Sunak highlighted that four out of five smokers had picked up the habit before they were 20. Raising the age of sale from 16 to 18 in 2007 would lead to 30% fewer 16- and 17-year-olds smoking.

Michelle Mitchell, the chief executive of Cancer Research UK, said: “Raising the age of sale on tobacco products is a critical step on the road to creating the first ever smoke-free generation. If implemented, the prime minister will deserve great credit for putting the health of UK citizens ahead of the interests of the tobacco lobby.”

New Zealand recently became the first country in the world to bring in the same policy. The UK will follow suit from 2027, as long as MPs back the tough measure, on which they will be given a free vote.

Boris Johnson was urged to adopt annual rises in the legal age of buying tobacco in June 2022 when he was prime minister by Dr Javed Khan, whom he had commissioned to investigate how to reduce smoking and its ruinous effects on health.

Khan’s review [pdf] recommended as one of its four key policy changes “increasing the age of sale from 18, by one year, every year until no one can buy a tobacco product in this country”. Johnson did not act on the recommendation.

Sunak told delegates that he also planned to restrict the availability of vapes to young people. The numbers of under-18s using them has tripled in the last three years, the DHSC said.

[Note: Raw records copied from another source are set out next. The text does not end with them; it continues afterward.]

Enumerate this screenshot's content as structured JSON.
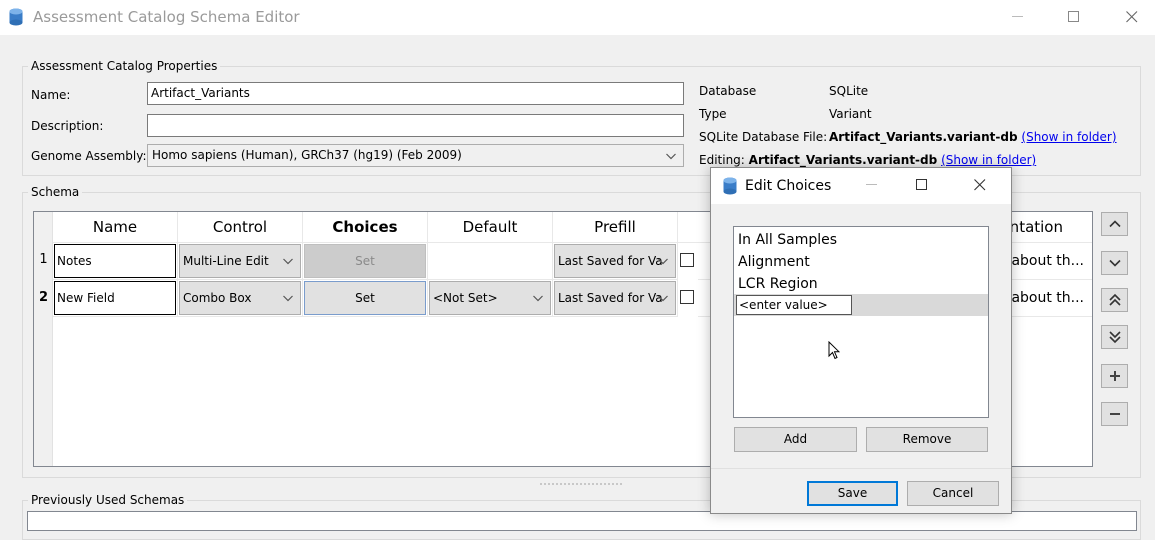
{
  "window": {
    "title": "Assessment Catalog Schema Editor",
    "icon": "database-icon"
  },
  "properties": {
    "group_title": "Assessment Catalog Properties",
    "name_label": "Name:",
    "name_value": "Artifact_Variants",
    "description_label": "Description:",
    "description_value": "",
    "genome_label": "Genome Assembly:",
    "genome_value": "Homo sapiens (Human), GRCh37 (hg19) (Feb 2009)",
    "database_label": "Database",
    "database_value": "SQLite",
    "type_label": "Type",
    "type_value": "Variant",
    "sqlite_file_label": "SQLite Database File:",
    "sqlite_file_value": "Artifact_Variants.variant-db",
    "show_in_folder": "(Show in folder)",
    "editing_label": "Editing:",
    "editing_value": "Artifact_Variants.variant-db"
  },
  "schema": {
    "group_title": "Schema",
    "columns": [
      "Name",
      "Control",
      "Choices",
      "Default",
      "Prefill",
      "entation"
    ],
    "rows": [
      {
        "num": "1",
        "name": "Notes",
        "control": "Multi-Line Edit",
        "choices": "Set",
        "default": "",
        "prefill": "Last Saved for Va",
        "doc": "about th..."
      },
      {
        "num": "2",
        "name": "New Field",
        "control": "Combo Box",
        "choices": "Set",
        "default": "<Not Set>",
        "prefill": "Last Saved for Va",
        "doc": "about th..."
      }
    ],
    "side_buttons": [
      "move-up",
      "move-down",
      "move-top",
      "move-bottom",
      "add",
      "remove"
    ]
  },
  "previous": {
    "group_title": "Previously Used Schemas"
  },
  "dialog": {
    "title": "Edit Choices",
    "items": [
      "In All Samples",
      "Alignment",
      "LCR Region"
    ],
    "new_value_placeholder": "<enter value>",
    "add_label": "Add",
    "remove_label": "Remove",
    "save_label": "Save",
    "cancel_label": "Cancel"
  },
  "colors": {
    "link": "#0000ee",
    "focus_border": "#0078d7",
    "selected_row": "#d9d9d9"
  }
}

A public consultation will examine whether:

  • The flavours and descriptions of vapes should be limited, to reduce their appeal to children.

  • Shops should be forced to keep vapes out of children’s sight.

  • Vape packaging and presentation should be restricted.

  • The sale of disposable vapes should be curbed.

Smoking costs the NHS and social care an estimated £17bn a year, as well as causing people lost earnings and early death.

“This is a momentous public health intervention and we welcome the government’s bold and ambitious action, which will lead to longer and healthier lives,” said Prof Sir Stephen Powis, NHS England’s national medical director.

Steve Brine, the Conservative MP who chairs the Commons health and social care committee and is a former public health minister, said: “I am fully supportive of moves toward a smoke-free generation. It will save tens of thousands of lives, given that smoking remains the biggest preventable killer in our country today and is the embodiment of a long-term decision.”

A recent report by Frontier Economics found that 184,000 people in Britain will be diagnosed with a preventable cancer, with smoking the main cause, costing the country £78bn.

The Institute of Economic Affairs, a free market thinktank, criticised the plan. Christopher Snowdon, its head of lifestyle economics, called it a “prohibitionist wheeze [that is] hideously illiberal and unconservative”. It “will create a two-tier society in which adults buy cigarettes informally from slightly older adults and will inflate the black market in general”, he said.